Que ce soit à Chypre, en Grèce, au Royaume-Uni ou aux États-Unis, les sauvetages bancaires d’institutions impliquées dans des affaires de corruption, de fraude et de spéculation sont, les uns après les autres, justifiés par le fait qu’elles sont trop grandes pour faire faillite (Too Big to Fail). Selon ce raisonnement, la banqueroute de grandes banques menace la stabilité financière et économique de leur pays de résidence, d’où l’utilisation nécessaire de l’argent public afin d’éviter une mise en faillite.

Rabâché inlassablement par tous les médias possibles, cet argument est malheureusement devenu un élément rebattu du discours politique dans une bonne partie du monde. Il n’est dès lors plus surprenant d’entendre un fonctionnaire public en Espagne, au Portugal ou en Irlande signaler qu’il n’y a pas d’alternative à l’application de coupes drastiques dans les dépenses publiques, ceci afin d’assurer la solvabilité et la stabilité des banques. Le comble, c’est que transférer de l’argent public aux banques ne suffit plus, il faut en outre protéger les banques et leurs dirigeants des conséquences légales et juridiques des activités illégales et criminelles menées par nombre d’entre eux. Aujourd’hui, les banques sont non seulement trop grandes pour faire faillite, mais aussi trop grandes pour être condamnées.

Le point clef de la nouvelle doctrine visant à offrir un blanc-seing aux banques, indépendamment des activités illégales dans lesquelles elles sont impliquées et des conséquences sociales de celles-ci, a été résumé par Eric Holder, procureur général des États-Unis. Interrogé au sein du Sénat étasunien sur la position de la Cour des Comptes quant à la condamnation des banques étasuniennes et de leurs dirigeants pour des actes de corruption et de fraude, Holder souligna que « ces institutions sont si grandes qu’il est difficile de les poursuivre en justice, et le faire montre qu’effectivement, si on les inculpe pour activités criminelles, cela peut avoir des répercussions négatives pour l’économie nationale, voire mondiale »  [1].

Les retombées de cette position sont claires. Le fait que les excès et la spéculation financière aient causé la pire crise économique du siècle dernier n’a aucune importance. Que de tels excès soient associés a une épidémie de fraudes [2], à tous les niveaux d’opérations des entités financières, est insignifiant. Et ce n’est qu’un détail si, suite aux pratiques frauduleuses des banques, 495 000 personnes au moins aux États-Unis ont été expulsées illégalement de leurs logements [3] et les fonds de pensions des pays développés ont perdu près de 5400 milliards de dollars [4]. Le rôle des banques est apparemment si important et indispensable que leur fonctionnement transcende les requêtes légales et constitutionnelles des sociétés modernes. Dès lors, la justice détourne le regard des banques et des dirigeants responsables d’actes de corruption et de fraude pour leur éviter de passer ne serait-ce qu’un jour en prison. En fin de compte, on ne peut tout de même pas poursuivre en justice un dirigeant d’une institution bancaire qui « ne fait que le travail de Dieu » [5], des mots de Lloyd Blankfein (CEO de Goldman Sachs).
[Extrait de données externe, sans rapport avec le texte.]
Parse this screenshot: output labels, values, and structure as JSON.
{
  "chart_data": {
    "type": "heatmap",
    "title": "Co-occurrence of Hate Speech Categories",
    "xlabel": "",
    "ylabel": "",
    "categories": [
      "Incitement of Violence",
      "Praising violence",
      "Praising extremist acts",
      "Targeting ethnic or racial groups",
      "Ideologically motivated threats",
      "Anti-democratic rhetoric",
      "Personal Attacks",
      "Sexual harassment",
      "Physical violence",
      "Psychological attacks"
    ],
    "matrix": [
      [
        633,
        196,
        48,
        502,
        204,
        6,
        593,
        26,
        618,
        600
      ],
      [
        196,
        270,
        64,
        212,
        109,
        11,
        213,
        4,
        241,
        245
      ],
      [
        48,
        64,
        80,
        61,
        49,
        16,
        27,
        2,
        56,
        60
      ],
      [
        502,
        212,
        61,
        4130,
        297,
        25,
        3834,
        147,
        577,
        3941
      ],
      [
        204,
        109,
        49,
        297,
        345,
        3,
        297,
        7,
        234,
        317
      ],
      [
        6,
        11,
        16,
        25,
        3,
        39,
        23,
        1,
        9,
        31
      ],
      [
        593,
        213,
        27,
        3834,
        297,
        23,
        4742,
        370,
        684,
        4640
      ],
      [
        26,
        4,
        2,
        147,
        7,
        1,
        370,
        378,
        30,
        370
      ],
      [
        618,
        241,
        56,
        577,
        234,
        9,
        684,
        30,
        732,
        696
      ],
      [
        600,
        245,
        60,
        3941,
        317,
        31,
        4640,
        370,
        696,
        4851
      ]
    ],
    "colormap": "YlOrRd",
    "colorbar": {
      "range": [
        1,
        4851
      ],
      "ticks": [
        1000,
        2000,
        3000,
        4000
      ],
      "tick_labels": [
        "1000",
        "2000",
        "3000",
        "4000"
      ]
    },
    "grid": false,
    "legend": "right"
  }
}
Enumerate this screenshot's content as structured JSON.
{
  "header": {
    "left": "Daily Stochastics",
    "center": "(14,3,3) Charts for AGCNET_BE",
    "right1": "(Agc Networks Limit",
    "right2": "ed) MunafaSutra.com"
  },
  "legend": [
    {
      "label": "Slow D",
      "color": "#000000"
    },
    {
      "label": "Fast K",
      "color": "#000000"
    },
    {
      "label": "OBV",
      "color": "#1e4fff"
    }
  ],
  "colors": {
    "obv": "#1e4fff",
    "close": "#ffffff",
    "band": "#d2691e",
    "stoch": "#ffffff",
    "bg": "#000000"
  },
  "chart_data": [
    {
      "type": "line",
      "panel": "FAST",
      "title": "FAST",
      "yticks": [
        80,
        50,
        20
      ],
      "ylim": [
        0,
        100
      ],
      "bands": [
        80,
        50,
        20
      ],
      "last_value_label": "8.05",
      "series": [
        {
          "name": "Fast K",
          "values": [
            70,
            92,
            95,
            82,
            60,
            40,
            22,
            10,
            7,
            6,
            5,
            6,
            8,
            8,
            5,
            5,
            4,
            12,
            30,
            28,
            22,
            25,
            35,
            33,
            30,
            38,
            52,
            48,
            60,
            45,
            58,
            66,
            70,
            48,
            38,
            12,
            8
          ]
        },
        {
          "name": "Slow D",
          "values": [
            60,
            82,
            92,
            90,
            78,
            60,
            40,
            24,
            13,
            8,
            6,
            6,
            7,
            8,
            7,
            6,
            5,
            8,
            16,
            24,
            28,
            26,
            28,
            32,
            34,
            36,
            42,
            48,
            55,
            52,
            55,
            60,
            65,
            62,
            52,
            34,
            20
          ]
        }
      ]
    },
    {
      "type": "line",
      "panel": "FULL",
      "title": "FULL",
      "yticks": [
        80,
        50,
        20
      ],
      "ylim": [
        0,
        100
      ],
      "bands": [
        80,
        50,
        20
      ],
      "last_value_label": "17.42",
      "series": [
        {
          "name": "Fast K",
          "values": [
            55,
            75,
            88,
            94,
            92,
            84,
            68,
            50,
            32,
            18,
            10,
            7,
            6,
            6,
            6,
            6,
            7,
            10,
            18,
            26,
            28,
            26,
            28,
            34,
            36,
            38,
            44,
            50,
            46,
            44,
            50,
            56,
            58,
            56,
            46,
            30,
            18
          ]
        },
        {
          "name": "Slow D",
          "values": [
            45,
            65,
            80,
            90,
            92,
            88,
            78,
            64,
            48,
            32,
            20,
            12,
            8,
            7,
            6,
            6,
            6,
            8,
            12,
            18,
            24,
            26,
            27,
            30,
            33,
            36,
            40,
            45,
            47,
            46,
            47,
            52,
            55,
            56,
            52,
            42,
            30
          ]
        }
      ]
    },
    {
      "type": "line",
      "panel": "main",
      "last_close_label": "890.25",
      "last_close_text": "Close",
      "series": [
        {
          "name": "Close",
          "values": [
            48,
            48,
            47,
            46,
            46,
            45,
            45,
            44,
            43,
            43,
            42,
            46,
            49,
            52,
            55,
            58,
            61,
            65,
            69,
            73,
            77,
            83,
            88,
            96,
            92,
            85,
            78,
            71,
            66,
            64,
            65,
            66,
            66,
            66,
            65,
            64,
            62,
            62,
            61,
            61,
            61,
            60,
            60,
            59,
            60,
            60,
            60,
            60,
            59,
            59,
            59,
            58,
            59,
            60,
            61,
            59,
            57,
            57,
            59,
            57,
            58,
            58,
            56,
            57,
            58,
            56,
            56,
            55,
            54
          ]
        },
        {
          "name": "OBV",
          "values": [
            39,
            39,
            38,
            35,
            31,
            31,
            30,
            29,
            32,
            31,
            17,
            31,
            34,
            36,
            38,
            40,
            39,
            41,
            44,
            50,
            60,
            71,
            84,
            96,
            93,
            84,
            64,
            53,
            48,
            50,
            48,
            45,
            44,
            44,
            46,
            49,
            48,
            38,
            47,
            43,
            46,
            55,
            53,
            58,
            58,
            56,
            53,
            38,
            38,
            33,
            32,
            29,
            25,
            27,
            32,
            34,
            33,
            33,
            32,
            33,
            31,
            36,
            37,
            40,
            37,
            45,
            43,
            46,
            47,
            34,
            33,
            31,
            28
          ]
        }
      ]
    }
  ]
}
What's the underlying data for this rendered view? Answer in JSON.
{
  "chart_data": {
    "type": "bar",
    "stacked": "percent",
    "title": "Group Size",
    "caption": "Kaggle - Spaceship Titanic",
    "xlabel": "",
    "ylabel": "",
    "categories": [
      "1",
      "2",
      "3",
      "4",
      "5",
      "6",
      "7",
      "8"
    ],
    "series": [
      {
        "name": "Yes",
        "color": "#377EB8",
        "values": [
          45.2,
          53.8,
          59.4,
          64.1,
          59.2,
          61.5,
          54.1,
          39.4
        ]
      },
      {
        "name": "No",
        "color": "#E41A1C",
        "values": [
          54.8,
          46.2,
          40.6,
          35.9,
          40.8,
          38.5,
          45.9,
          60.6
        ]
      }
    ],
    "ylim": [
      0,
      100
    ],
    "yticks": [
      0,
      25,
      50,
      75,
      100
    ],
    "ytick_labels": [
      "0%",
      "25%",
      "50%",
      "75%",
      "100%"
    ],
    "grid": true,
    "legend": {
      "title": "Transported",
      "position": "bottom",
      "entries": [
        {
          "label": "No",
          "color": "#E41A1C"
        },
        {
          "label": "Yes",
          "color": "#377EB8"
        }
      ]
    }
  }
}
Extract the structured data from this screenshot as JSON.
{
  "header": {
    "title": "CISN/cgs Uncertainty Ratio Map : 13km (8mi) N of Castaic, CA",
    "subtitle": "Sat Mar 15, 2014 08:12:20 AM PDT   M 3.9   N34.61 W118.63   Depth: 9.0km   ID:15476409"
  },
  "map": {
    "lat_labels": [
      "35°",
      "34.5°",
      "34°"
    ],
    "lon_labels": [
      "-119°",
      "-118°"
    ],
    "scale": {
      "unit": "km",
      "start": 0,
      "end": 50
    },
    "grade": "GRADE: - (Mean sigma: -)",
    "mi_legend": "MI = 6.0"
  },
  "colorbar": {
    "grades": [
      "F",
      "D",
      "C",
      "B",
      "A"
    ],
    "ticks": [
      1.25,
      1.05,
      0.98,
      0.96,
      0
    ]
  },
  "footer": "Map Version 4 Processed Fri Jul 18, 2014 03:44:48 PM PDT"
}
Les arguments ci-dessus pourraient prêter à sourire si les conséquences de la doctrine « trop grandes pour être condamnées » n’étaient pas régulièrement visibles par le biais de plusieurs affaires judiciaires très médiatisées, ces derniers mois, des deux côtés de l’océan. Les affaires se suivent et la justice se borne à des amendes qui représentent bien souvent une maigre fraction des bénéfices issus d’activités illégales, sans qu’aucun dirigeant ne soit inquiété. Trois exemples suffisent pour témoigner de l’absurdité de la situation actuelle : le jugement sur les expulsions illégales de logement (« foreclosures ») aux États-Unis, HSBC épinglée pour blanchiment d’argent des cartels de la drogue également aux États-Unis, et l’affaire sur la manipulation du taux LIBOR au Royaume-Uni.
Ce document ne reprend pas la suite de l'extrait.